Robot strawberries: In Virginia, a vertical farm is growing 4 million pounds of strawberries a year indoors, on two-story towers, with no soil, no bees and a whole lot of AI. The system analyzes 10 million+ data points a day. It’s less “Old MacDonald,” more “Black Mirror: Produce Edition.” Can’t wait for my future salad to come with bug patch notes.
23%
That’s how many HTML attachments are malicious. They usually show up in your inbox with names like “invoice.html,” and when you click, they redirect you to phishing websites. That’s where scammers steal your info or drop malware on your device. Moral of the story? Stay sharp and use real-time protection. My pick is TotalAV, just $19 a year.
📵 Phones down, eyes up: That’s the YMCA’s new water safety campaign for parents this summer. Why? Drowning is the number one cause of death for kids ages 1 to 4, and it often happens within 25 yards of a distracted parent. It’s usually silent, with no splashes, and can happen in 30 seconds or less. I know there’s someone you need to share this with.
Third Neuralink implant is in: This time, it’s a dad with ALS who’s fully paralyzed, and he’s also the first nonverbal patient to get the chip. Brad posted on X, using only his brain to type a message thanking Elon Musk. And get this: He even edited a video with his mind and used AI to bring back his old voice. Amazing.

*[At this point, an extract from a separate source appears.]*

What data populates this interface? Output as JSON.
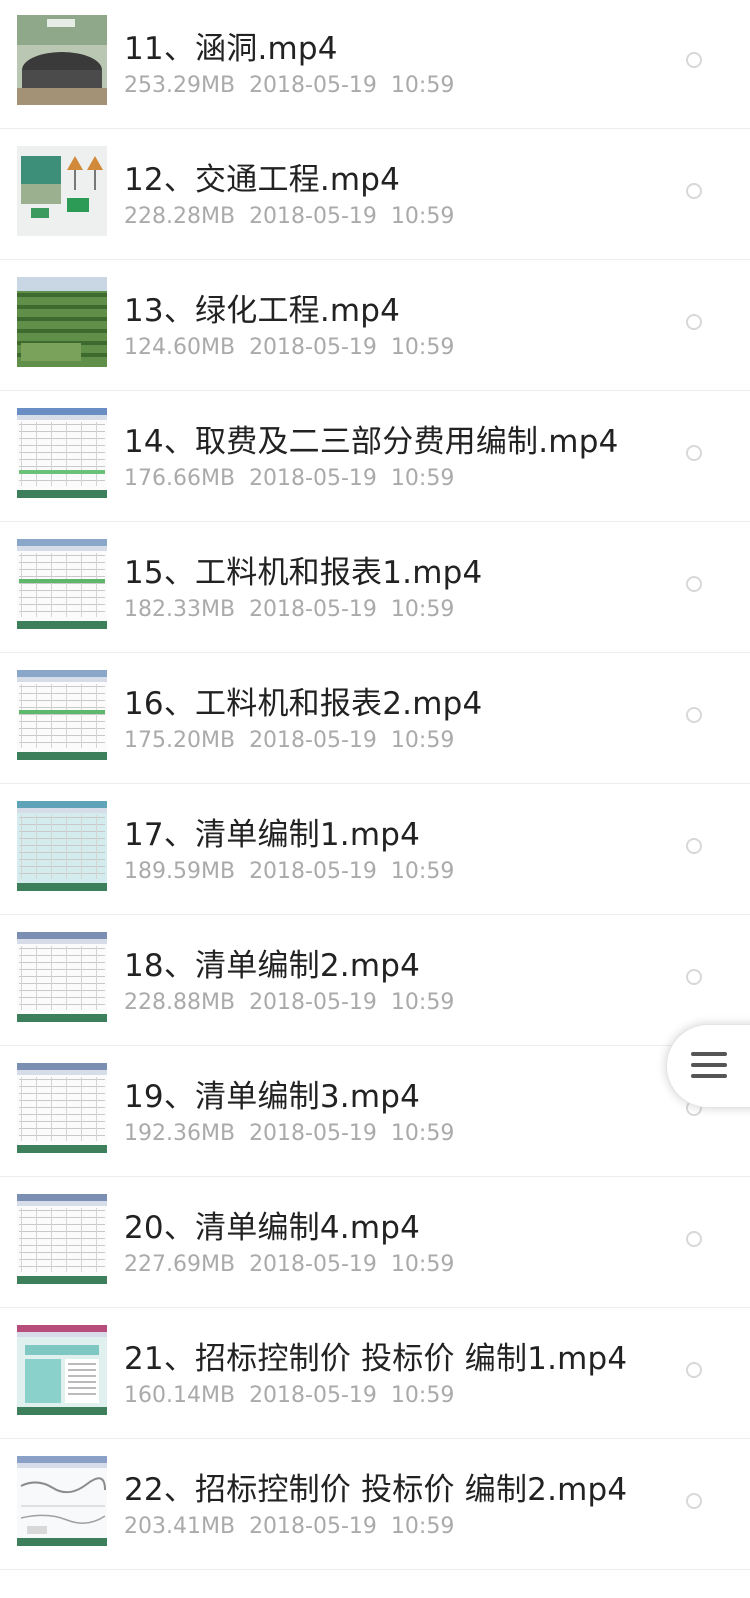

🎭 Deepfakes just got sneakier: It’s getting harder to figure out if that person is real or not. A good way to spot them used to be skin color changes that matched a heartbeat. Bad news: New AI can mimic those. How can you tell? The person’s facial features are too perfect, or they worked at CGI Fridays.
82%
The percentage of Americans who want businesses to disclose when they use AI. People just want to know if they’re talking to a human after years of chatbot creep, fake reviews and AI content. At this rate, Clippy from Microsoft Word would be a trusted news anchor.
💀 DIY neck crack: Chiropractic neck “adjustments” are all over TikTok. So are reports of strokes, nerve damage and ruptured arteries. The internet’s favorite crack (not that one) could basically snap your brain off. So before you adjust yourself straight into the void based on something you saw online, heed my words: Please don’t.
AI eats its own: Prompt engineer was tech’s hot new job title in 2023, featuring $300K salaries, fully remote work and bragging rights in Discord. Fast-forward to 2025: AI doesn’t need prompt engineers anymore. It writes its own prompts. Imagine training your replacement that never takes lunch breaks and doesn’t need caffeine. Congrats, prompt engineers, you played yourself, in natural language.
$10 million
How much revenue TikTok creators are collectively pulling in daily. New data also shows it’s now the second most-watched livestreaming platform on the net. So far in Q1: Twitch has 4.85 billion hours, TikTok Live 8.03 billion and YouTube leads with 14.98 billion hours. Dang, that’s crazy.